In Mendez Montes de Oca v. Aventis, Civil No. 02-2608, 2008 U.S. Dist. Lexis 75892 (D.P.R. Sept. 30, 2008), Mendez’s estate and family members sued Aventis pleading that Mendez developed a cancerous tumor as a result of an injection of the insulin product Lantus.

The package insert for Lantus accurately described the carcinogenicity data for the drug, as developed in animal studies. Id. at *7-*8. Plaintiff’s expert “opined in his report that the ‘professional product labeling of LANTUS provided to physicians fully disclosed the carcinogenicity potential of the product.'” Id. at *19. The expert opined, however, that the “‘product labeling provided to patients did not disclose this important issue.'” Id.

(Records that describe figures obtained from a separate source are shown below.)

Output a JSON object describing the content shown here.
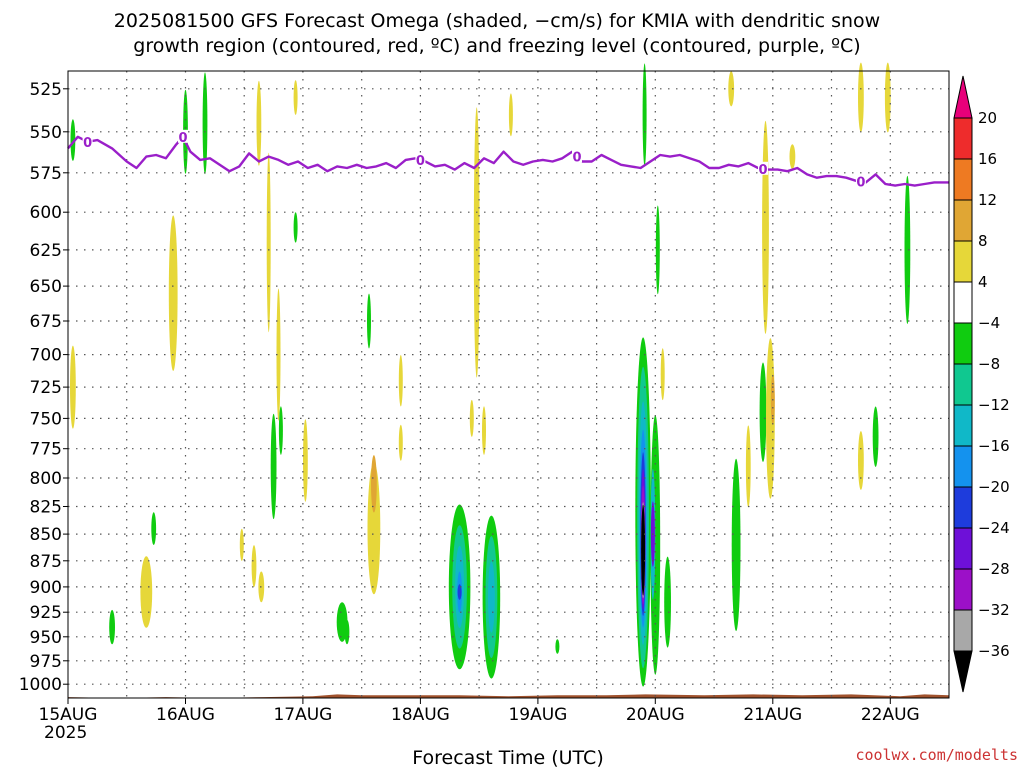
{
  "chart_data": {
    "type": "heatmap",
    "title_lines": [
      "2025081500 GFS Forecast Omega (shaded, −cm/s) for KMIA with dendritic snow",
      "growth region (contoured, red, ºC) and freezing level (contoured, purple, ºC)"
    ],
    "xlabel": "Forecast Time (UTC)",
    "ylabel": "",
    "x_year_label": "2025",
    "x_ticks": [
      {
        "label": "15AUG",
        "hour": 0
      },
      {
        "label": "16AUG",
        "hour": 24
      },
      {
        "label": "17AUG",
        "hour": 48
      },
      {
        "label": "18AUG",
        "hour": 72
      },
      {
        "label": "19AUG",
        "hour": 96
      },
      {
        "label": "20AUG",
        "hour": 120
      },
      {
        "label": "21AUG",
        "hour": 144
      },
      {
        "label": "22AUG",
        "hour": 168
      }
    ],
    "xlim_hours": [
      0,
      180
    ],
    "y_ticks": [
      "525",
      "550",
      "575",
      "600",
      "625",
      "650",
      "675",
      "700",
      "725",
      "750",
      "775",
      "800",
      "825",
      "850",
      "875",
      "900",
      "925",
      "950",
      "975",
      "1000"
    ],
    "y_scale": "log-pressure",
    "ylim": [
      1015,
      515
    ],
    "grid": true,
    "colorbar": {
      "labels": [
        "20",
        "16",
        "12",
        "8",
        "4",
        "−4",
        "−8",
        "−12",
        "−16",
        "−20",
        "−24",
        "−28",
        "−32",
        "−36"
      ],
      "colors": [
        "#e8007a",
        "#ee2c2c",
        "#ee7a22",
        "#e0a634",
        "#e6d739",
        "#ffffff",
        "#10cc10",
        "#10c890",
        "#10b8c8",
        "#1492ee",
        "#1e3cdc",
        "#6e10d8",
        "#9c10c8",
        "#a8a8a8",
        "#000000"
      ]
    },
    "omega_regions": [
      {
        "x": 1.0,
        "p": 555,
        "wx": 0.5,
        "wp": 25,
        "color": "#10cc10"
      },
      {
        "x": 1.0,
        "p": 725,
        "wx": 0.6,
        "wp": 65,
        "color": "#e6d739"
      },
      {
        "x": 9.0,
        "p": 940,
        "wx": 0.6,
        "wp": 35,
        "color": "#10cc10"
      },
      {
        "x": 16.0,
        "p": 905,
        "wx": 1.2,
        "wp": 70,
        "color": "#e6d739"
      },
      {
        "x": 17.5,
        "p": 845,
        "wx": 0.5,
        "wp": 30,
        "color": "#10cc10"
      },
      {
        "x": 21.5,
        "p": 655,
        "wx": 0.9,
        "wp": 110,
        "color": "#e6d739"
      },
      {
        "x": 24.0,
        "p": 550,
        "wx": 0.5,
        "wp": 50,
        "color": "#10cc10"
      },
      {
        "x": 28.0,
        "p": 545,
        "wx": 0.5,
        "wp": 60,
        "color": "#10cc10"
      },
      {
        "x": 35.5,
        "p": 860,
        "wx": 0.4,
        "wp": 30,
        "color": "#e6d739"
      },
      {
        "x": 38.0,
        "p": 880,
        "wx": 0.5,
        "wp": 40,
        "color": "#e6d739"
      },
      {
        "x": 39.5,
        "p": 900,
        "wx": 0.6,
        "wp": 30,
        "color": "#e6d739"
      },
      {
        "x": 39.0,
        "p": 545,
        "wx": 0.5,
        "wp": 50,
        "color": "#e6d739"
      },
      {
        "x": 41.0,
        "p": 620,
        "wx": 0.4,
        "wp": 120,
        "color": "#e6d739"
      },
      {
        "x": 42.0,
        "p": 790,
        "wx": 0.6,
        "wp": 90,
        "color": "#10cc10"
      },
      {
        "x": 43.0,
        "p": 700,
        "wx": 0.4,
        "wp": 100,
        "color": "#e6d739"
      },
      {
        "x": 43.5,
        "p": 760,
        "wx": 0.4,
        "wp": 40,
        "color": "#10cc10"
      },
      {
        "x": 46.5,
        "p": 610,
        "wx": 0.3,
        "wp": 20,
        "color": "#10cc10"
      },
      {
        "x": 46.5,
        "p": 530,
        "wx": 0.4,
        "wp": 20,
        "color": "#e6d739"
      },
      {
        "x": 48.5,
        "p": 785,
        "wx": 0.5,
        "wp": 70,
        "color": "#e6d739"
      },
      {
        "x": 56.0,
        "p": 935,
        "wx": 1.1,
        "wp": 40,
        "color": "#10cc10"
      },
      {
        "x": 57.0,
        "p": 945,
        "wx": 0.5,
        "wp": 25,
        "color": "#10cc10"
      },
      {
        "x": 62.5,
        "p": 845,
        "wx": 1.3,
        "wp": 120,
        "color": "#e6d739"
      },
      {
        "x": 62.5,
        "p": 805,
        "wx": 0.6,
        "wp": 50,
        "color": "#e0a634"
      },
      {
        "x": 61.5,
        "p": 675,
        "wx": 0.4,
        "wp": 40,
        "color": "#10cc10"
      },
      {
        "x": 68.0,
        "p": 720,
        "wx": 0.4,
        "wp": 40,
        "color": "#e6d739"
      },
      {
        "x": 68.0,
        "p": 770,
        "wx": 0.4,
        "wp": 30,
        "color": "#e6d739"
      },
      {
        "x": 80.0,
        "p": 900,
        "wx": 2.2,
        "wp": 160,
        "color": "#10cc10"
      },
      {
        "x": 80.0,
        "p": 900,
        "wx": 1.5,
        "wp": 120,
        "color": "#10c890"
      },
      {
        "x": 80.0,
        "p": 900,
        "wx": 0.9,
        "wp": 80,
        "color": "#10b8c8"
      },
      {
        "x": 80.0,
        "p": 905,
        "wx": 0.5,
        "wp": 40,
        "color": "#1492ee"
      },
      {
        "x": 80.0,
        "p": 905,
        "wx": 0.25,
        "wp": 15,
        "color": "#1e3cdc"
      },
      {
        "x": 86.5,
        "p": 910,
        "wx": 1.8,
        "wp": 160,
        "color": "#10cc10"
      },
      {
        "x": 86.5,
        "p": 910,
        "wx": 1.2,
        "wp": 120,
        "color": "#10c890"
      },
      {
        "x": 86.5,
        "p": 910,
        "wx": 0.7,
        "wp": 70,
        "color": "#10b8c8"
      },
      {
        "x": 82.5,
        "p": 750,
        "wx": 0.4,
        "wp": 30,
        "color": "#e6d739"
      },
      {
        "x": 83.5,
        "p": 620,
        "wx": 0.6,
        "wp": 180,
        "color": "#e6d739"
      },
      {
        "x": 85.0,
        "p": 760,
        "wx": 0.4,
        "wp": 40,
        "color": "#e6d739"
      },
      {
        "x": 90.5,
        "p": 540,
        "wx": 0.4,
        "wp": 25,
        "color": "#e6d739"
      },
      {
        "x": 100.0,
        "p": 960,
        "wx": 0.3,
        "wp": 15,
        "color": "#10cc10"
      },
      {
        "x": 117.5,
        "p": 830,
        "wx": 1.6,
        "wp": 310,
        "color": "#10cc10"
      },
      {
        "x": 117.5,
        "p": 835,
        "wx": 1.2,
        "wp": 270,
        "color": "#10c890"
      },
      {
        "x": 117.5,
        "p": 840,
        "wx": 0.9,
        "wp": 220,
        "color": "#10b8c8"
      },
      {
        "x": 117.5,
        "p": 845,
        "wx": 0.7,
        "wp": 180,
        "color": "#1492ee"
      },
      {
        "x": 117.5,
        "p": 850,
        "wx": 0.55,
        "wp": 150,
        "color": "#1e3cdc"
      },
      {
        "x": 117.5,
        "p": 855,
        "wx": 0.45,
        "wp": 130,
        "color": "#6e10d8"
      },
      {
        "x": 117.5,
        "p": 860,
        "wx": 0.35,
        "wp": 110,
        "color": "#9c10c8"
      },
      {
        "x": 117.5,
        "p": 865,
        "wx": 0.25,
        "wp": 90,
        "color": "#a8a8a8"
      },
      {
        "x": 117.5,
        "p": 865,
        "wx": 0.2,
        "wp": 85,
        "color": "#000000"
      },
      {
        "x": 120.0,
        "p": 860,
        "wx": 1.0,
        "wp": 240,
        "color": "#10cc10"
      },
      {
        "x": 119.5,
        "p": 850,
        "wx": 0.5,
        "wp": 120,
        "color": "#10b8c8"
      },
      {
        "x": 119.5,
        "p": 850,
        "wx": 0.35,
        "wp": 60,
        "color": "#6e10d8"
      },
      {
        "x": 122.5,
        "p": 915,
        "wx": 0.7,
        "wp": 90,
        "color": "#10cc10"
      },
      {
        "x": 117.8,
        "p": 540,
        "wx": 0.3,
        "wp": 60,
        "color": "#10cc10"
      },
      {
        "x": 120.5,
        "p": 625,
        "wx": 0.3,
        "wp": 60,
        "color": "#10cc10"
      },
      {
        "x": 121.5,
        "p": 715,
        "wx": 0.3,
        "wp": 40,
        "color": "#e6d739"
      },
      {
        "x": 135.5,
        "p": 525,
        "wx": 0.6,
        "wp": 20,
        "color": "#e6d739"
      },
      {
        "x": 136.5,
        "p": 860,
        "wx": 0.9,
        "wp": 160,
        "color": "#10cc10"
      },
      {
        "x": 139.0,
        "p": 790,
        "wx": 0.5,
        "wp": 70,
        "color": "#e6d739"
      },
      {
        "x": 142.0,
        "p": 745,
        "wx": 0.7,
        "wp": 80,
        "color": "#10cc10"
      },
      {
        "x": 142.5,
        "p": 610,
        "wx": 0.7,
        "wp": 140,
        "color": "#e6d739"
      },
      {
        "x": 143.5,
        "p": 750,
        "wx": 0.9,
        "wp": 130,
        "color": "#e6d739"
      },
      {
        "x": 144.0,
        "p": 735,
        "wx": 0.4,
        "wp": 40,
        "color": "#e0a634"
      },
      {
        "x": 148.0,
        "p": 565,
        "wx": 0.6,
        "wp": 15,
        "color": "#e6d739"
      },
      {
        "x": 162.0,
        "p": 785,
        "wx": 0.6,
        "wp": 50,
        "color": "#e6d739"
      },
      {
        "x": 165.0,
        "p": 765,
        "wx": 0.6,
        "wp": 50,
        "color": "#10cc10"
      },
      {
        "x": 162.0,
        "p": 530,
        "wx": 0.6,
        "wp": 40,
        "color": "#e6d739"
      },
      {
        "x": 167.5,
        "p": 530,
        "wx": 0.6,
        "wp": 40,
        "color": "#e6d739"
      },
      {
        "x": 171.5,
        "p": 625,
        "wx": 0.6,
        "wp": 100,
        "color": "#10cc10"
      }
    ],
    "freezing_level": {
      "contour_label": "0",
      "x": [
        0,
        2,
        4,
        6,
        9,
        12,
        14,
        16,
        18,
        20,
        22,
        23.5,
        25,
        27,
        29,
        31,
        33,
        35,
        37,
        39,
        41,
        43,
        45,
        47,
        49,
        51,
        53,
        55,
        57,
        59,
        61,
        63,
        65,
        67,
        69,
        71,
        73,
        75,
        77,
        79,
        81,
        83,
        85,
        87,
        89,
        91,
        93,
        95,
        97,
        99,
        101,
        103,
        105,
        107,
        109,
        111,
        113,
        115,
        117,
        119,
        121,
        123,
        125,
        127,
        129,
        131,
        133,
        135,
        137,
        139,
        141,
        143,
        145,
        147,
        149,
        151,
        153,
        155,
        157,
        159,
        161,
        163,
        165,
        167,
        169,
        171,
        173,
        175,
        177,
        180
      ],
      "p": [
        560,
        553,
        556,
        555,
        560,
        568,
        572,
        565,
        564,
        566,
        558,
        553,
        562,
        567,
        566,
        570,
        574,
        571,
        563,
        568,
        565,
        567,
        570,
        568,
        572,
        570,
        574,
        571,
        572,
        570,
        572,
        571,
        569,
        572,
        567,
        566,
        568,
        571,
        570,
        573,
        569,
        572,
        566,
        569,
        562,
        568,
        570,
        568,
        567,
        568,
        566,
        562,
        568,
        568,
        564,
        567,
        570,
        571,
        572,
        568,
        564,
        565,
        564,
        566,
        568,
        572,
        572,
        570,
        571,
        569,
        572,
        573,
        573,
        574,
        572,
        576,
        578,
        577,
        577,
        578,
        580,
        581,
        576,
        582,
        583,
        582,
        583,
        582,
        581,
        581
      ],
      "label_x": [
        4,
        23.5,
        72,
        104,
        142,
        162
      ]
    },
    "terrain_pressure_profile": {
      "x": [
        0,
        10,
        20,
        30,
        40,
        50,
        55,
        60,
        70,
        80,
        90,
        100,
        110,
        118,
        130,
        140,
        150,
        160,
        170,
        175,
        180
      ],
      "p": [
        1014,
        1015,
        1014,
        1015,
        1014,
        1013,
        1011,
        1012,
        1012,
        1012,
        1013,
        1012,
        1012,
        1011,
        1012,
        1011,
        1012,
        1011,
        1013,
        1011,
        1012
      ]
    },
    "watermark": "coolwx.com/modelts"
  }
}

The expert confirmed his thinking at deposition:

Q. You think that the FDA and Aventis did a good job with the end result of the labeling that went to physicians?
A. Correct.
Q. Your criticism is with respect to the information that went to patients, is that correct?
A. Correct.


That sets up a pretty clean test of the learned intermediary doctrine, doesn’t it?

And the doctrine wins.

First, the learned intermediary doctrine “seems to be widely accepted,” and “has been applied in Puerto Rico.” Id. at *13.

Second, “[b]ecause the warning is directed at the prescribing physician, its adequacy is assessed with reference to the physician, not the patient.” Id. at *15.

On this factual record, the court granted Aventis’s motion for summary judgment based on the learned intermediary doctrine.

The court noted the supposed exception to the learned intermediary doctrine “in cases of direct to consumer advertisement by the drug manufacturing companies.” Id. at *18. That approach, however, “has not been widely accepted.” Id. Even if the Puerto Rican court recognized this exception, the Mendez “case is devoid of any evidence intimating that decedent even saw informational material regarding Lantus prior to his visit to Dr. Trabanco.” Id. at *21. “At no point do any of the plaintiffs specifically indicate . . . that decedent was swayed by advertising promoted by Aventis to the general public which promotion led Mr. Mendez to request the product from his physician.” Id. The direct-to-consumer advertising exception thus probably doesn’t exist; even if it does, it wouldn’t change the result.

Mendez may not be earth-shaking news, but it’s nice to have another case come down on the good side of the ledger.